So I went to the fabric store looking for cotton batiste. I love cotton batiste - the weight, the hand, the translucence, the floaty way it moves - it's just lovely stuff, and I never get to use it for anything. I couldn't find it, although I did find a good substitute. It's a cotton/poly blend (I typed "cotton pony blend" there at first, LOL), and it's the same weight, weave, and hand; and while it was a bit stiff in the store, it washed up nice and soft. I'm not about to wear polyester under a bunch of other clothes, but for a nightie, it'll do just fine. Especially since it was 60% off and I got the whole piece for $10. :o)
So, the "pattern" I used, which is actually not a pattern, is the same pattern I've been using for this type of chemise/nightrail since I was 17. It's easy enough to just eyeball without measuring, it's fast, and on fabrics with a 2-way straight grain, you can just rip the pieces instead of cutting, which saves a bunch of prep time. (Note: I'm not claiming period-icity for this pattern at all. It's not researched. It's something someone showed me a million years ago, and it's easy, and I love using it. That's all).
For the body, I use the full width of my fabric - usually a 45" fabric. It's already folded vertically, so I cut down the fold and voila: a front and back. The length is from 2" below my collarbone, to the floor.

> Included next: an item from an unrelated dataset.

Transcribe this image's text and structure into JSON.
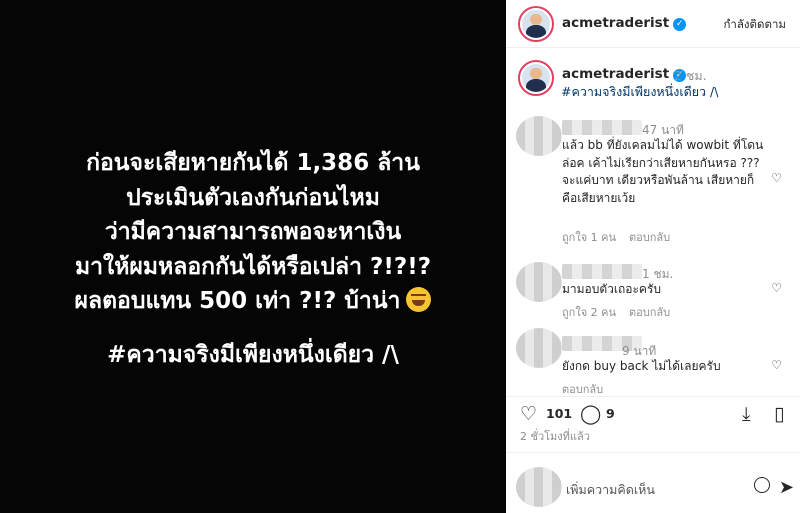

For the sleeve, I measure from my collarbone (with arm extended) to the second knuckle of my fingers. Note: in the picture here, the sleeve-rectangle on her arm is shown with the fabric piece folded in half lengthwise (see below).

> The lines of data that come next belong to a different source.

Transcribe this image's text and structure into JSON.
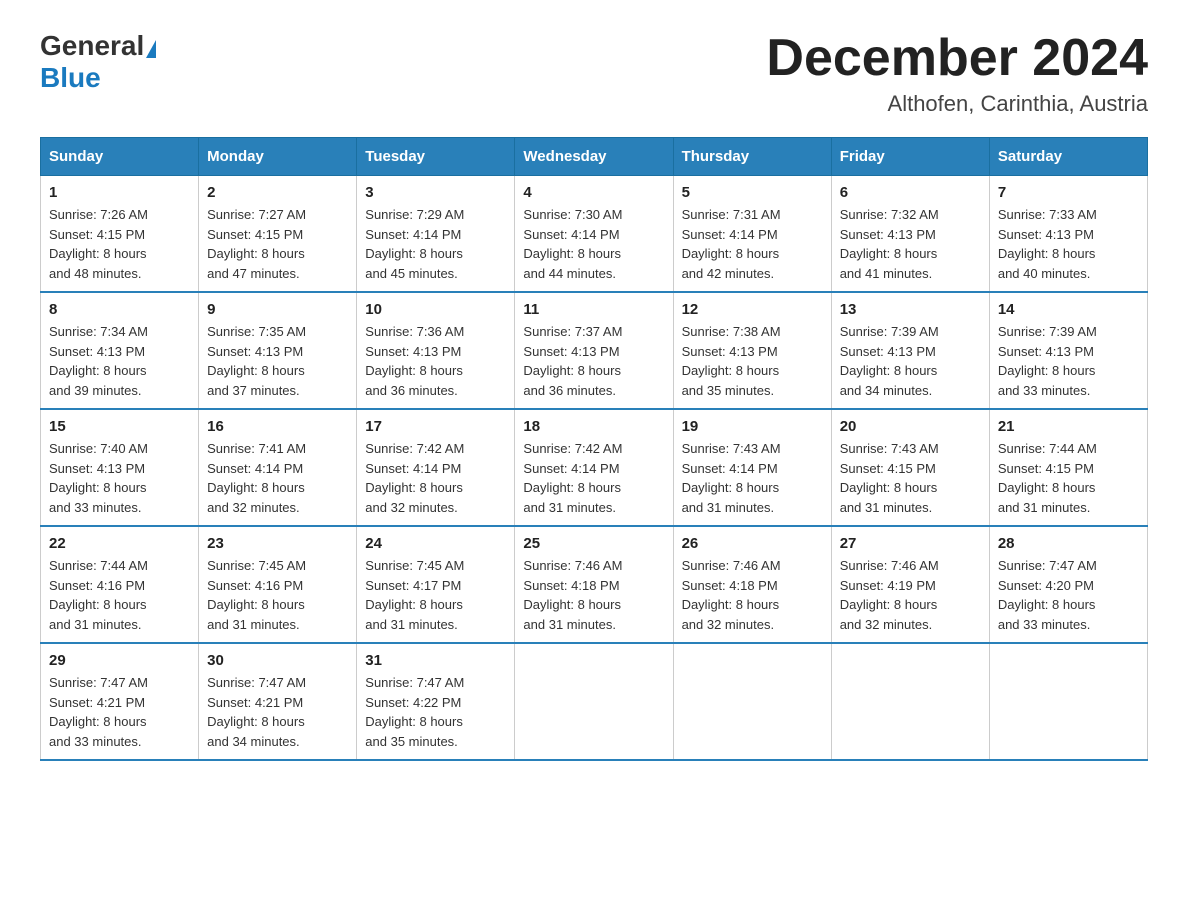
{
  "header": {
    "logo_general": "General",
    "logo_blue": "Blue",
    "month_title": "December 2024",
    "location": "Althofen, Carinthia, Austria"
  },
  "weekdays": [
    "Sunday",
    "Monday",
    "Tuesday",
    "Wednesday",
    "Thursday",
    "Friday",
    "Saturday"
  ],
  "weeks": [
    [
      {
        "day": "1",
        "sunrise": "7:26 AM",
        "sunset": "4:15 PM",
        "daylight": "8 hours and 48 minutes."
      },
      {
        "day": "2",
        "sunrise": "7:27 AM",
        "sunset": "4:15 PM",
        "daylight": "8 hours and 47 minutes."
      },
      {
        "day": "3",
        "sunrise": "7:29 AM",
        "sunset": "4:14 PM",
        "daylight": "8 hours and 45 minutes."
      },
      {
        "day": "4",
        "sunrise": "7:30 AM",
        "sunset": "4:14 PM",
        "daylight": "8 hours and 44 minutes."
      },
      {
        "day": "5",
        "sunrise": "7:31 AM",
        "sunset": "4:14 PM",
        "daylight": "8 hours and 42 minutes."
      },
      {
        "day": "6",
        "sunrise": "7:32 AM",
        "sunset": "4:13 PM",
        "daylight": "8 hours and 41 minutes."
      },
      {
        "day": "7",
        "sunrise": "7:33 AM",
        "sunset": "4:13 PM",
        "daylight": "8 hours and 40 minutes."
      }
    ],
    [
      {
        "day": "8",
        "sunrise": "7:34 AM",
        "sunset": "4:13 PM",
        "daylight": "8 hours and 39 minutes."
      },
      {
        "day": "9",
        "sunrise": "7:35 AM",
        "sunset": "4:13 PM",
        "daylight": "8 hours and 37 minutes."
      },
      {
        "day": "10",
        "sunrise": "7:36 AM",
        "sunset": "4:13 PM",
        "daylight": "8 hours and 36 minutes."
      },
      {
        "day": "11",
        "sunrise": "7:37 AM",
        "sunset": "4:13 PM",
        "daylight": "8 hours and 36 minutes."
      },
      {
        "day": "12",
        "sunrise": "7:38 AM",
        "sunset": "4:13 PM",
        "daylight": "8 hours and 35 minutes."
      },
      {
        "day": "13",
        "sunrise": "7:39 AM",
        "sunset": "4:13 PM",
        "daylight": "8 hours and 34 minutes."
      },
      {
        "day": "14",
        "sunrise": "7:39 AM",
        "sunset": "4:13 PM",
        "daylight": "8 hours and 33 minutes."
      }
    ],
    [
      {
        "day": "15",
        "sunrise": "7:40 AM",
        "sunset": "4:13 PM",
        "daylight": "8 hours and 33 minutes."
      },
      {
        "day": "16",
        "sunrise": "7:41 AM",
        "sunset": "4:14 PM",
        "daylight": "8 hours and 32 minutes."
      },
      {
        "day": "17",
        "sunrise": "7:42 AM",
        "sunset": "4:14 PM",
        "daylight": "8 hours and 32 minutes."
      },
      {
        "day": "18",
        "sunrise": "7:42 AM",
        "sunset": "4:14 PM",
        "daylight": "8 hours and 31 minutes."
      },
      {
        "day": "19",
        "sunrise": "7:43 AM",
        "sunset": "4:14 PM",
        "daylight": "8 hours and 31 minutes."
      },
      {
        "day": "20",
        "sunrise": "7:43 AM",
        "sunset": "4:15 PM",
        "daylight": "8 hours and 31 minutes."
      },
      {
        "day": "21",
        "sunrise": "7:44 AM",
        "sunset": "4:15 PM",
        "daylight": "8 hours and 31 minutes."
      }
    ],
    [
      {
        "day": "22",
        "sunrise": "7:44 AM",
        "sunset": "4:16 PM",
        "daylight": "8 hours and 31 minutes."
      },
      {
        "day": "23",
        "sunrise": "7:45 AM",
        "sunset": "4:16 PM",
        "daylight": "8 hours and 31 minutes."
      },
      {
        "day": "24",
        "sunrise": "7:45 AM",
        "sunset": "4:17 PM",
        "daylight": "8 hours and 31 minutes."
      },
      {
        "day": "25",
        "sunrise": "7:46 AM",
        "sunset": "4:18 PM",
        "daylight": "8 hours and 31 minutes."
      },
      {
        "day": "26",
        "sunrise": "7:46 AM",
        "sunset": "4:18 PM",
        "daylight": "8 hours and 32 minutes."
      },
      {
        "day": "27",
        "sunrise": "7:46 AM",
        "sunset": "4:19 PM",
        "daylight": "8 hours and 32 minutes."
      },
      {
        "day": "28",
        "sunrise": "7:47 AM",
        "sunset": "4:20 PM",
        "daylight": "8 hours and 33 minutes."
      }
    ],
    [
      {
        "day": "29",
        "sunrise": "7:47 AM",
        "sunset": "4:21 PM",
        "daylight": "8 hours and 33 minutes."
      },
      {
        "day": "30",
        "sunrise": "7:47 AM",
        "sunset": "4:21 PM",
        "daylight": "8 hours and 34 minutes."
      },
      {
        "day": "31",
        "sunrise": "7:47 AM",
        "sunset": "4:22 PM",
        "daylight": "8 hours and 35 minutes."
      },
      null,
      null,
      null,
      null
    ]
  ],
  "labels": {
    "sunrise": "Sunrise:",
    "sunset": "Sunset:",
    "daylight": "Daylight:"
  }
}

Next I fold the sleeves in half lengthwise, and then lay them flat over the body pieces, perpendicular to them, and overlapping at the corners. (The overlap can be as deep, or not, as you want. For a drawstrung or elastic neckline, I don't overlap much. For this nightrail project, since I put a flat, stationary neckline band on it, I overlapped a lot to make sure the neckline would hang exactly where I wanted it to).
I cut straight across the angle. The new edges are the seams which will connect the sleeves to the body.
Side seams are next.
I honestly don't know if it was fashionable in period to seam the sides of nightgowns all the way to the hem, or to leave them open at the bottom for a bit of leg (and ease of movement); but I will tell you that I love wearing these so much, I wear them in mundane life as nightgowns (and to bop around the house in when I'm home alone), and *I* like to be able to kick my leg out when I curl up on the couch.
The easiest neckline solution is to hem the entire way around the neckline (careful around the corners) and drawstring (or elastic) the whole thing.
I like to gather the whole raw neck edge, and stitch it to some sort of seam binding - bias tape, a ribbon, or, in this case, a 1" wide flat neckline that I sewed and folded like a large bias tape, folded at the corners for a nice 90º mitred-looking angle.
The finished product looks something like this.
Or, if you prefer...
If you look closely, you'll notice that
a. the sleeve/shoulders aren't gathered - they're sewn into the neckline flat. This was because the overlap on the sleeve/body pieces was pretty deep.
b. This stuff is sheer enough that you can see my sports bra through it. This is after Kress and I played with angle and lighting so that it wouldn't be too sheer for the internet. It's really sheer.
c. I'm grinning like an idiot because Kress was cracking me up while taking the picture.
d. Evie totally photobombed me again.